A Different Sort of Shaggy Dog Story
I
f you really want to know whether or not a man has got some
serious writing chops, take a look at how he writes long, slow, boring chase scenes. For my money, no one does it better than
Louis L’Amour, whose cowboys often found themselves haring off all over the
west chasing after bandits, kidnapped ladies, or missing doggies. Lieber pulls out all the stops in this story,
when the Grey Mouser wakes up alone and sets out to track Fafhrd. The description of one man running through a
grassland for more than a day and half might make for a read as dull as
actually running for that long, but Leiber changes up the terrain, pauses for
the Grey Mouser to ponder Fafhrd’s predicament and whereabouts, and get the lay
of the land.
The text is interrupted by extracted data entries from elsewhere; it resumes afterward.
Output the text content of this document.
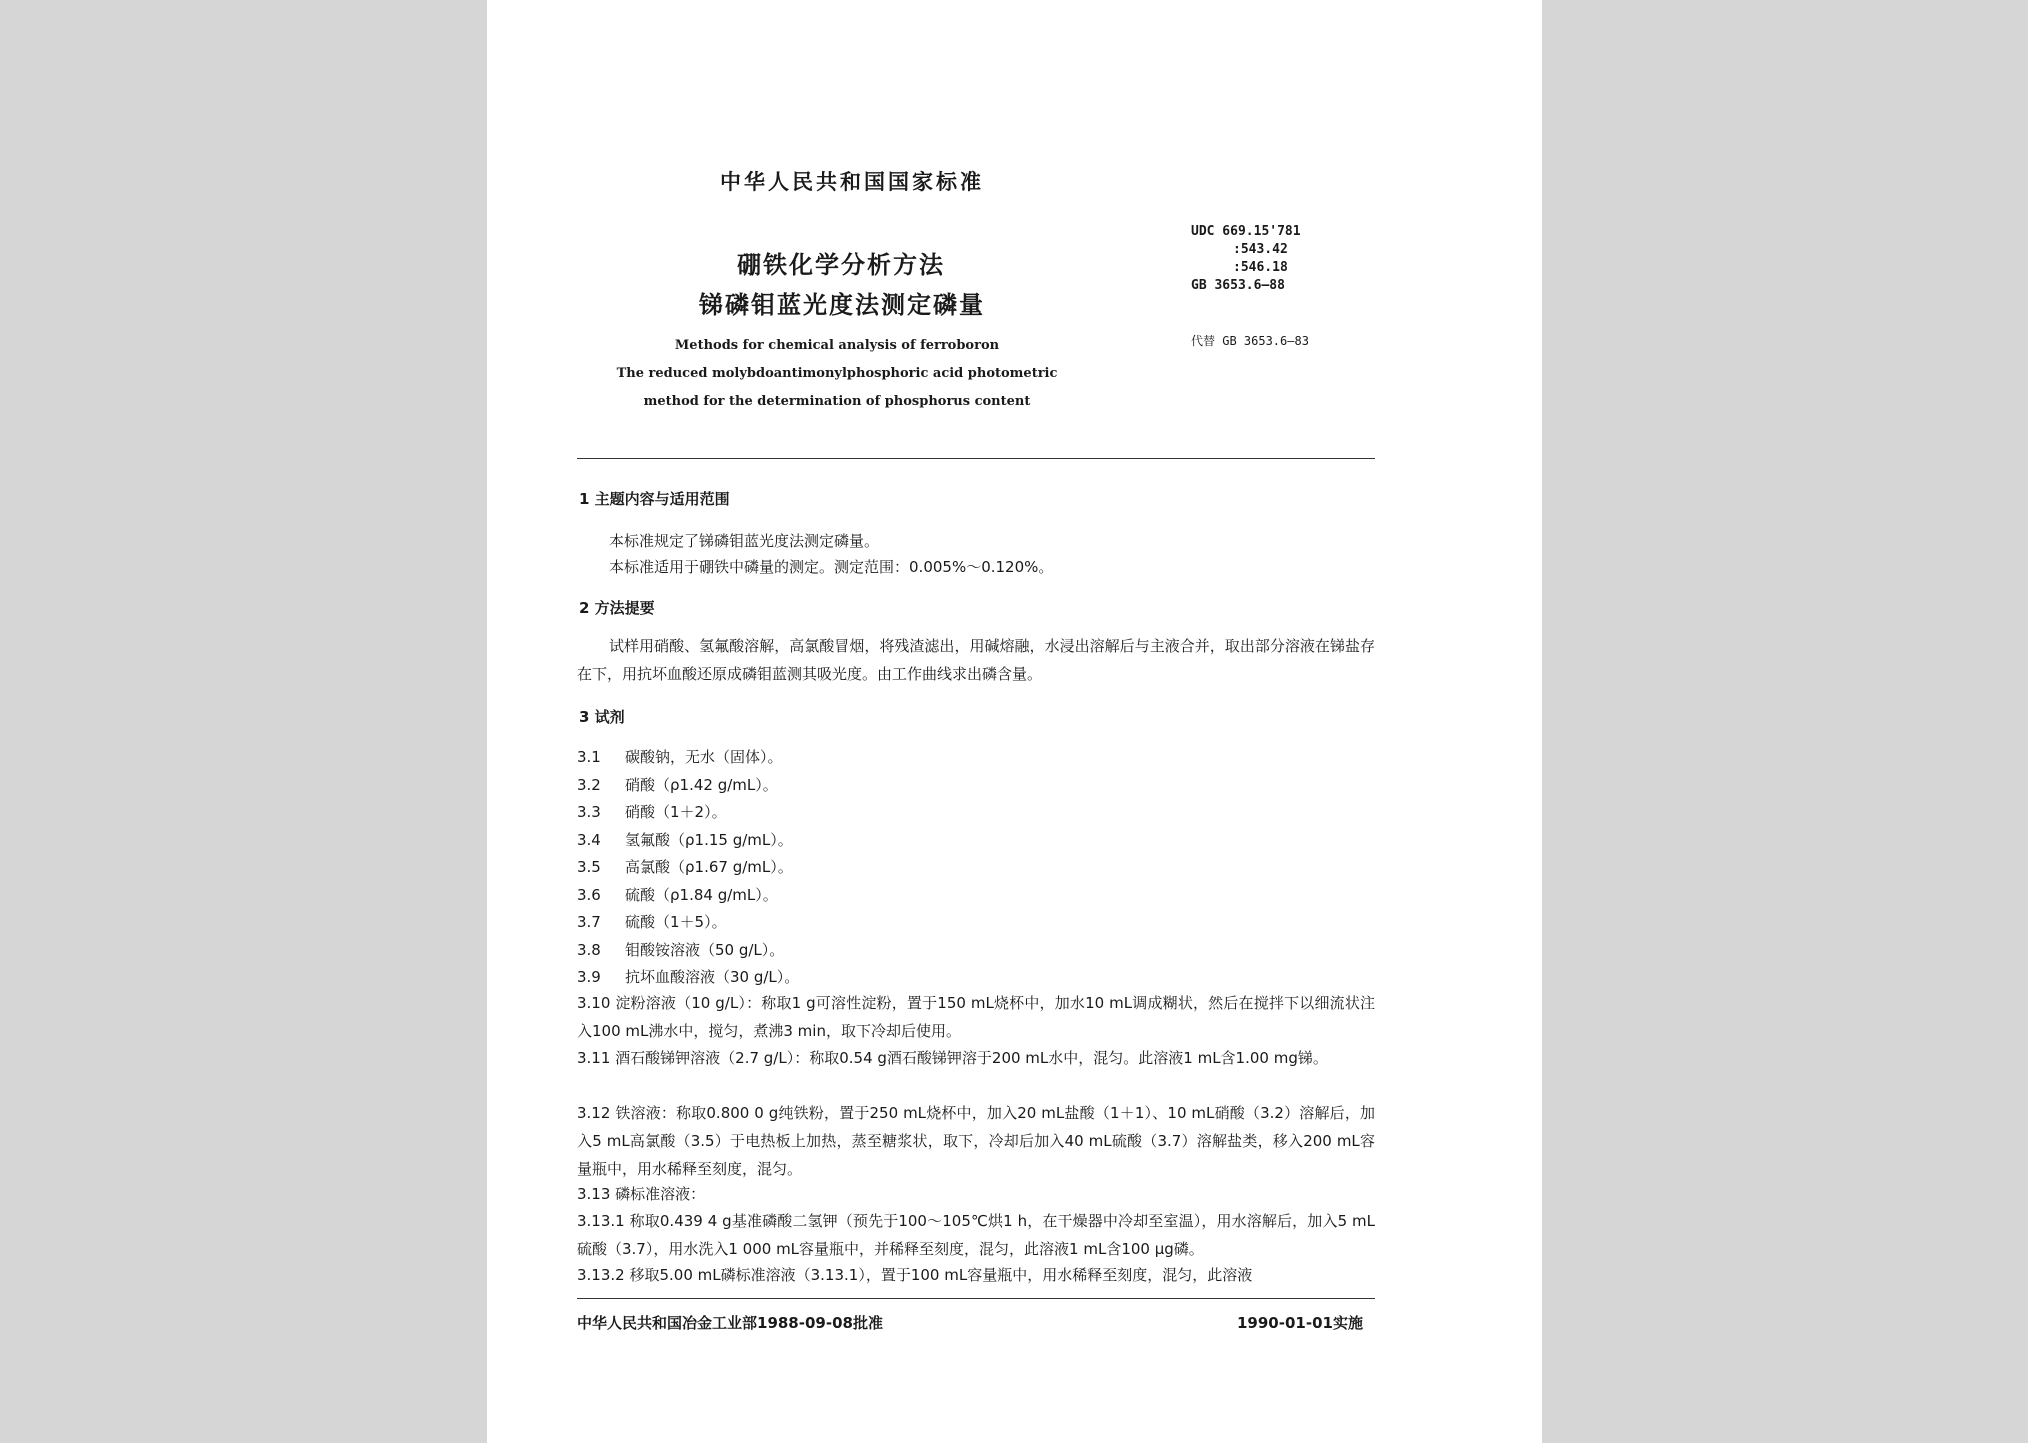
中华人民共和国国家标准
硼铁化学分析方法
锑磷钼蓝光度法测定磷量
Methods for chemical analysis of ferroboron
The reduced molybdoantimonylphosphoric acid photometric
method for the determination of phosphorus content
UDC 669.15'781
:543.42
:546.18
GB 3653.6—88
代替 GB 3653.6—83
1 主题内容与适用范围
本标准规定了锑磷钼蓝光度法测定磷量。
本标准适用于硼铁中磷量的测定。测定范围：0.005%～0.120%。
2 方法提要
试样用硝酸、氢氟酸溶解，高氯酸冒烟，将残渣滤出，用碱熔融，水浸出溶解后与主液合并，取出部分溶液在锑盐存在下，用抗坏血酸还原成磷钼蓝测其吸光度。由工作曲线求出磷含量。
3 试剂
3.1 碳酸钠，无水（固体）。
3.2 硝酸（ρ1.42 g/mL）。
3.3 硝酸（1＋2）。
3.4 氢氟酸（ρ1.15 g/mL）。
3.5 高氯酸（ρ1.67 g/mL）。
3.6 硫酸（ρ1.84 g/mL）。
3.7 硫酸（1＋5）。
3.8 钼酸铵溶液（50 g/L）。
3.9 抗坏血酸溶液（30 g/L）。
3.10 淀粉溶液（10 g/L）：称取1 g可溶性淀粉，置于150 mL烧杯中，加水10 mL调成糊状，然后在搅拌下以细流状注入100 mL沸水中，搅匀，煮沸3 min，取下冷却后使用。
3.11 酒石酸锑钾溶液（2.7 g/L）：称取0.54 g酒石酸锑钾溶于200 mL水中，混匀。此溶液1 mL含1.00 mg锑。
3.12 铁溶液：称取0.800 0 g纯铁粉，置于250 mL烧杯中，加入20 mL盐酸（1＋1）、10 mL硝酸（3.2）溶解后，加入5 mL高氯酸（3.5）于电热板上加热，蒸至糖浆状，取下，冷却后加入40 mL硫酸（3.7）溶解盐类，移入200 mL容量瓶中，用水稀释至刻度，混匀。
3.13 磷标准溶液：
3.13.1 称取0.439 4 g基准磷酸二氢钾（预先于100～105℃烘1 h，在干燥器中冷却至室温），用水溶解后，加入5 mL硫酸（3.7），用水洗入1 000 mL容量瓶中，并稀释至刻度，混匀，此溶液1 mL含100 μg磷。
3.13.2 移取5.00 mL磷标准溶液（3.13.1），置于100 mL容量瓶中，用水稀释至刻度，混匀，此溶液
中华人民共和国冶金工业部1988-09-08批准	1990-01-01实施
All the while, the titular
howling grows and grows. The reader and
the Grey Mouser both know exactly where Fafhrd is, but instead of skipping the
long tracking scene in a sentence or two, Leiber makes good use of the hours long
run to ratchet up the tension.
Leiber also manages to make the dreaded expository dump more
tense than it has any right to be. The
old man’s story describing the source of the howling is so well performed that
one wonder if that old man might not have made for a successful fantasy writer
had he only been born in 20th century earth instead of Nehwon.
In fact, if there’s anything disappointing about this tale,
it would be the standard ghost story ending where the source of the howling was
simply hungering for vengeance. Leiber
keeps that storybook ending brief, and the remainder of The Howling Tower is so well done that Leiber can be forgiven for
not deviating from the standard stories on that score.